Welcome back, Victor Cruz! Cruz was the biggest oversight on my part in terms of not being included in the main waiver wire column, so apologies. But the Giants trotted out Cruz on 89 percent of their offensive plays in his first real game since 2014, which is a great sign. He looked good too, catching all four of his targets for 34 yards and a touchdown. The Giants three-headed wide receiver attack could be a good one to mine for fantasy points all season long, so if Cruz is still free, grab him. Cole Beasley also deserves attention, especially in PPR formats, after seeing a whopping 12 targets on his 49 snaps against the Giants. Dak Prescott heavily favored Beasley and Jason Witten, which is worth noting when trying to project this offense moving forward. We'll see if Dak and the Cowboys course correct a bit in the coming weeks, but that kind of volume shouldn't stay free for long.
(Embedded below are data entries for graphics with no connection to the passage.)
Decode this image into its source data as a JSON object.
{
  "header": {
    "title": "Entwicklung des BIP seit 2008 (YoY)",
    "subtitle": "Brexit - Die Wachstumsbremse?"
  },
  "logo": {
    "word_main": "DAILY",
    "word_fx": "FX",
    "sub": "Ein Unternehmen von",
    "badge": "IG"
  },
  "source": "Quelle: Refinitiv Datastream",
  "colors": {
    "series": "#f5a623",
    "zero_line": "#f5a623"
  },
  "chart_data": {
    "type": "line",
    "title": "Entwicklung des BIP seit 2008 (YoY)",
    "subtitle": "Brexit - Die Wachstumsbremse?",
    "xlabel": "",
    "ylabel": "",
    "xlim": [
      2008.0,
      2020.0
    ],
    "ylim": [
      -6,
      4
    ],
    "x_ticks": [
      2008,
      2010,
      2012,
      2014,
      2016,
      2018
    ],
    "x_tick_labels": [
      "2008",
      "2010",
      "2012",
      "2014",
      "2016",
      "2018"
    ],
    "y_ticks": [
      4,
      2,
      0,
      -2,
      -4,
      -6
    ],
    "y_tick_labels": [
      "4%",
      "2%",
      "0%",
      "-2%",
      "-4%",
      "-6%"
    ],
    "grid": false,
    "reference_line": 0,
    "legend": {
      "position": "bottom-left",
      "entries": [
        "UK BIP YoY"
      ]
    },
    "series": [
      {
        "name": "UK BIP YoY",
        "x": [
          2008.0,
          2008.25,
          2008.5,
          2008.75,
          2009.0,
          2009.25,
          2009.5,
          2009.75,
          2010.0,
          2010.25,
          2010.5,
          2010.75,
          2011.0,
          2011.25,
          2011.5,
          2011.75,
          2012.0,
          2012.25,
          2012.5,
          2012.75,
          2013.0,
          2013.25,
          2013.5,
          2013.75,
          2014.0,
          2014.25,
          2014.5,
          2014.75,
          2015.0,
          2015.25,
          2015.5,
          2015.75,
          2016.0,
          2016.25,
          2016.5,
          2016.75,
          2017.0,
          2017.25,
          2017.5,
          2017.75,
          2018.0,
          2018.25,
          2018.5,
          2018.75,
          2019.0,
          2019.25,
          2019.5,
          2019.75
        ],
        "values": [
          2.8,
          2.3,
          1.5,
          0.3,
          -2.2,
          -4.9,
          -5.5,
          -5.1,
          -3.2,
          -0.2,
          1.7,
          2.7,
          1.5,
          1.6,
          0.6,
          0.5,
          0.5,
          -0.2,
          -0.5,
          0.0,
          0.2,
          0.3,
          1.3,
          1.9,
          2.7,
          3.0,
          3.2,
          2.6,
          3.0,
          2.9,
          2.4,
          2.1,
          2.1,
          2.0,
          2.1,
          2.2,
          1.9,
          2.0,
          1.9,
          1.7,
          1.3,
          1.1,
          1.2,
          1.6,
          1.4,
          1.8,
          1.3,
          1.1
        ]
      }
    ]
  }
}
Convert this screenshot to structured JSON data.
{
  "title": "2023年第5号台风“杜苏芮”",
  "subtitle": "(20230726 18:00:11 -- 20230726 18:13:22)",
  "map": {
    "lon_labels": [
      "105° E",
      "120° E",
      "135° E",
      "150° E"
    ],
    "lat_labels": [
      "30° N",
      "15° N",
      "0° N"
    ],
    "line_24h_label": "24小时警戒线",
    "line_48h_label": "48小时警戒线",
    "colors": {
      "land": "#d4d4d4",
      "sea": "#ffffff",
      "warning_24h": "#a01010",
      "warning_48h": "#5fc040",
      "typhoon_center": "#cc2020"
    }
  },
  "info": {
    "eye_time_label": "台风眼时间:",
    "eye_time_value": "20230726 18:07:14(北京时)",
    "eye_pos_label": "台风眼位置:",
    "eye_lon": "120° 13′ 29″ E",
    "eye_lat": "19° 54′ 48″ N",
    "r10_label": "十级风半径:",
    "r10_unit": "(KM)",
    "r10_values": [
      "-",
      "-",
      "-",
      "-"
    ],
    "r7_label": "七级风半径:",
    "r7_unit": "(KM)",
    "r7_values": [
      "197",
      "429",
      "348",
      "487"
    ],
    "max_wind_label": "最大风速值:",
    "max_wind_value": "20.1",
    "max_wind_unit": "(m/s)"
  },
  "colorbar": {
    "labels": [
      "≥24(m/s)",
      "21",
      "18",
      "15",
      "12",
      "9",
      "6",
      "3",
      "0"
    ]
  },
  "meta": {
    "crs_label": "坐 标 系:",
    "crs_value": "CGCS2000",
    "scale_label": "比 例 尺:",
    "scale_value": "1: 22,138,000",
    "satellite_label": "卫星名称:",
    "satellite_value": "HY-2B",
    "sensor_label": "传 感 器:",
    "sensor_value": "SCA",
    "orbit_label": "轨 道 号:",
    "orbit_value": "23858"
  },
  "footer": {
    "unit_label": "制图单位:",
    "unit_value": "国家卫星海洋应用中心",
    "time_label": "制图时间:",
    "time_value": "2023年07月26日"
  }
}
Davante Adams showed up again for the Packers on Sunday, hauling in three of his seven targets for 50 yards and a touchdown. The inconsistencies that plagued him last year remain (drops, etc.), but his usage (97 percent of offensive snaps) indicates he has the No. 3 wide receiver job on lockdown for now. While Jordy Nelson works back up to full health, Adams could be worth trotting out in deeper leagues. Kenny Stills beat out DeVante Parker for the No. 2 wideout job in Miami, and I don't think he'll be giving it up anytime soon. Stills is a natural deep threat, and even if he dropped a sure touchdown on Sunday and posted one catch on five targets, his ability to stretch the field will keep him in the lineup for Miami. He's worth an add. Chris Conley saw seven targets in Week 1, the same number as Jeremy Maclin, but wasn't quite as productive (four catches, 43 yards). While this game might be an outlier (Alex Smith had a career-high 48 pass attempts), it could also be reflective of the type of games the Chiefs will find themselves in with no Justin Houston and a banged up Tamba Hali. Conley played the second-most snaps among Chiefs wide receivers (60 snaps, 86 percent) and should be stashed. If he continues to see this type of volume he has the game-breaking athleticism to make some noise in fantasy.
While it sounds like Sammy Watkins is going to try to play through his foot pain, Robert Woods could be worth a stash. Historically he hasn't performed any better with Watkins than without him in the lineup, but that could change this year if Watkins misses time given the lack of receiving options in Buffalo. Quincy Enunwa was a surprise this week, though the Jets seem to want him in a larger role in 2016. The team basically lacks a tight end, so it makes sense why they ran three or four wide receivers out on roughly 88 percent of their Week 1 plays. Enunwa tied for the team-lead in targets with eight and caught a touchdown as well. Offensive coordinator Chan Gailey wants to spread the field out, so Enunwa could be on the path to a breakout year for the Jets. He might not be reliable every week in fantasy, but he should be added.
I wrote about both Vance McDonald and Jesse James last week, and since they've yet to play in Week 1 just click here for why they're still worth an add. I'll add more analysis here on Tuesday once they've played. Benjamin Watson's season-ending Achilles tear created a fantasy black hole at the Ravens tight end position ... or so we thought. Dennis Pitta, Joe Flacco's old favorite receiving option, saw four targets on Sunday and played 26 more snaps than the next closest tight end (Crockett Gillmore). Pitta could be a big part of the offense in Week 2 against a Browns defense that gave up 69 yards to the Eagles tight ends. He'll be a streaming option for sure.
Virgil Green won the Broncos tight end battle, and showed up in Week 1, catching four of five targets and just missing a wide open touchdown. It's clear Trevor Siemian trusts Green, and tight ends in Gary Kubiak offenses have been fantasy assets in the past. Green has added appeal as an add this week as he's playing a Colts defense that gave up double-digit fantasy points to Eric Ebron in Week 1. Hunter Henry makes the list simply because we don't know how the target distribution will shake out in San Diego sans Keenan Allen. In Week 1, Henry hauled in just one of two targets for 20 yards off of 42 percent of the team snaps, but his role could increase moving forward. He's worth a speculative add in deeper leagues just in case.